Situation with Jakusevec uncertain
However, until the end of 2028, when the city waste management centre is to be put into operation, it is not certain what will happen with the city landfill of Jakusevec, Tomasevic said, warning that it should be closed as soon as possible, notably considering the second garbage landslide of 4 December.
It is a question how long the remediation of the landfill will last and how much it will cost, but it will definitely be a demanding process, he said.
He noted that, due to the situation with Jakusevec, and in an attempt to find a solution, two meetings were held with representatives of Zagreb County and the town of Zapresic, with which, under the National Waste Management Plan, the City of Zagreb is to share the new waste management centre.
“Considering that the future waste management centre in (the Zagreb neighbourhood of) Resnik should be processing municipal waste from Zagreb County in the next 30 years, we proposed that in the next four years waste from Zagreb should be disposed of in Zapresic and that in return, the county itself need not invest in the Resnik centre,” said Tomasevic, adding that representatives of Zagreb County said the county lacked the necessary capacity, namely that it was much smaller than stated in the National Waste Management Plan, which he called “absurd.”

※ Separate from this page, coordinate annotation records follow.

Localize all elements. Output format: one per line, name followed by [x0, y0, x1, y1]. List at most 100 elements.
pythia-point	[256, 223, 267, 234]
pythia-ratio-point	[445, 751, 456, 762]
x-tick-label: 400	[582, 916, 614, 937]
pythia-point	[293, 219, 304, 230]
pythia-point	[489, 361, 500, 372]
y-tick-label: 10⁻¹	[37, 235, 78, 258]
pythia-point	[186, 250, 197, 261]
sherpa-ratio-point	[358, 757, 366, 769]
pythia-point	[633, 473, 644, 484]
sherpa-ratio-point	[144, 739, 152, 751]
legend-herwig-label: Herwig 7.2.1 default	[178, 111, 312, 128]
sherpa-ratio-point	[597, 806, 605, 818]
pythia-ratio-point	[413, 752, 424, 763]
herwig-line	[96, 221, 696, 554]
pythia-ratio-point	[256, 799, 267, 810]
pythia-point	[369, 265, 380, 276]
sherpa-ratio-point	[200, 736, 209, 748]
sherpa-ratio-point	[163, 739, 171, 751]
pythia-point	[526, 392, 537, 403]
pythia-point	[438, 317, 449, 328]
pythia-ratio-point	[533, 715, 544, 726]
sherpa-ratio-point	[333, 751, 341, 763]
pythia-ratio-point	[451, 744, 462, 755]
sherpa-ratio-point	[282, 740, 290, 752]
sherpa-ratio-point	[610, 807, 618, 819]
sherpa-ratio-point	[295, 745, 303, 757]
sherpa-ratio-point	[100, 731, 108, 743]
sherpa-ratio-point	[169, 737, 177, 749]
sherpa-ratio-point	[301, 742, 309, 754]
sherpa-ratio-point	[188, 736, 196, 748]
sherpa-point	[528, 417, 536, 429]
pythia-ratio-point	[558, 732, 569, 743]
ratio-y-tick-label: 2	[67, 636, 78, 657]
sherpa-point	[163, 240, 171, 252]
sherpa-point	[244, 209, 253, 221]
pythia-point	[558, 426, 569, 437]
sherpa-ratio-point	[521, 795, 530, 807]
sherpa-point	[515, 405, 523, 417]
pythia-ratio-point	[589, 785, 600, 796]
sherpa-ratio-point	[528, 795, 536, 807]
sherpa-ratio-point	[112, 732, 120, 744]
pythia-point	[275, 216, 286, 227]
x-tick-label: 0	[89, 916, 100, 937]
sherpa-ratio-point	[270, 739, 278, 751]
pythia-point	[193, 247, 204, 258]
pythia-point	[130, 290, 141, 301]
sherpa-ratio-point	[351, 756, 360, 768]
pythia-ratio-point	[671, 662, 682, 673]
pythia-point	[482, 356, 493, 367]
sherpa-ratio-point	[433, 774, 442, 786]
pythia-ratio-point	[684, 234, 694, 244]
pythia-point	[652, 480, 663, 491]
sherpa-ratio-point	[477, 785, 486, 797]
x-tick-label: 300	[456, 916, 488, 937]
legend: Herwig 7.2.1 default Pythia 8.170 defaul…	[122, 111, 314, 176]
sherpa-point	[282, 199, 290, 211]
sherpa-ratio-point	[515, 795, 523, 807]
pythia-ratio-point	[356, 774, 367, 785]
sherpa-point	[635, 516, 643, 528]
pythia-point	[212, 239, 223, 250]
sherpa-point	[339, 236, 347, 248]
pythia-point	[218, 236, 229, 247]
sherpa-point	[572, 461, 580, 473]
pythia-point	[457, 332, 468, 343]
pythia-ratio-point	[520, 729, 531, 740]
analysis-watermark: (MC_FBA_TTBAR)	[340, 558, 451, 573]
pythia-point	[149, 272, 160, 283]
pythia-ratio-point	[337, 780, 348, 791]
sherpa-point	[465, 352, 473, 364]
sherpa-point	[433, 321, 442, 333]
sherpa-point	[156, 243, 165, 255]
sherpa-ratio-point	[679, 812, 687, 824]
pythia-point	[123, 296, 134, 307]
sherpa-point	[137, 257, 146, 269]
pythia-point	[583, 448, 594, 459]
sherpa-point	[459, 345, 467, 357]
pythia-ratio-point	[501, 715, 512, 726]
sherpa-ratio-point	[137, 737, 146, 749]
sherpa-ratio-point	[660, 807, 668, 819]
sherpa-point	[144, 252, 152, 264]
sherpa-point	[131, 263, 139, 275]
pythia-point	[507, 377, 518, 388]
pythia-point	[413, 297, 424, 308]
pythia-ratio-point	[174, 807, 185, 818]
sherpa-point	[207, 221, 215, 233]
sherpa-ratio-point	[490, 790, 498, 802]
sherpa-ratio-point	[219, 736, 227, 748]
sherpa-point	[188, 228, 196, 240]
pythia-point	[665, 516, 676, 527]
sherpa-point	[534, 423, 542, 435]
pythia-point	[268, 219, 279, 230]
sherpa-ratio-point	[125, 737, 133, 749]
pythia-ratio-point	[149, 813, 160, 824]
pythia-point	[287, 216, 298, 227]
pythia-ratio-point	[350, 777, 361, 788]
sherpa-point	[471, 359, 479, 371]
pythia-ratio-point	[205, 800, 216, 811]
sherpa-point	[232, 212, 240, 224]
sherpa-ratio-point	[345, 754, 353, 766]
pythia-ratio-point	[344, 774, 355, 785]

“If representatives of the county authorities were telling the truth, then the national waste management plan is a completely unfeasible document. I am asking the government and the competent ministry to determine the actual capacity for the disposal of mixed municipal waste in Zagreb County,” Tomasevic said.
Offer to Zagreb County fair
He said that he considered the offer to Zagreb County fair, noting that if it turned out that the county did have the capacity for waste from Zagreb but acted unconstructively, “it will define the price of services” of the new waste management centre for the residents of Zagreb County.
The mayor appealed for “closing down Jakusevec as soon as possible, considering the two latest garbage landslides” and called on the government, the Economy Ministry and Zagreb County to investigate the capacity of other landfills in the country to take in mixed municipal waste from Zagreb until the new waste management centre was built.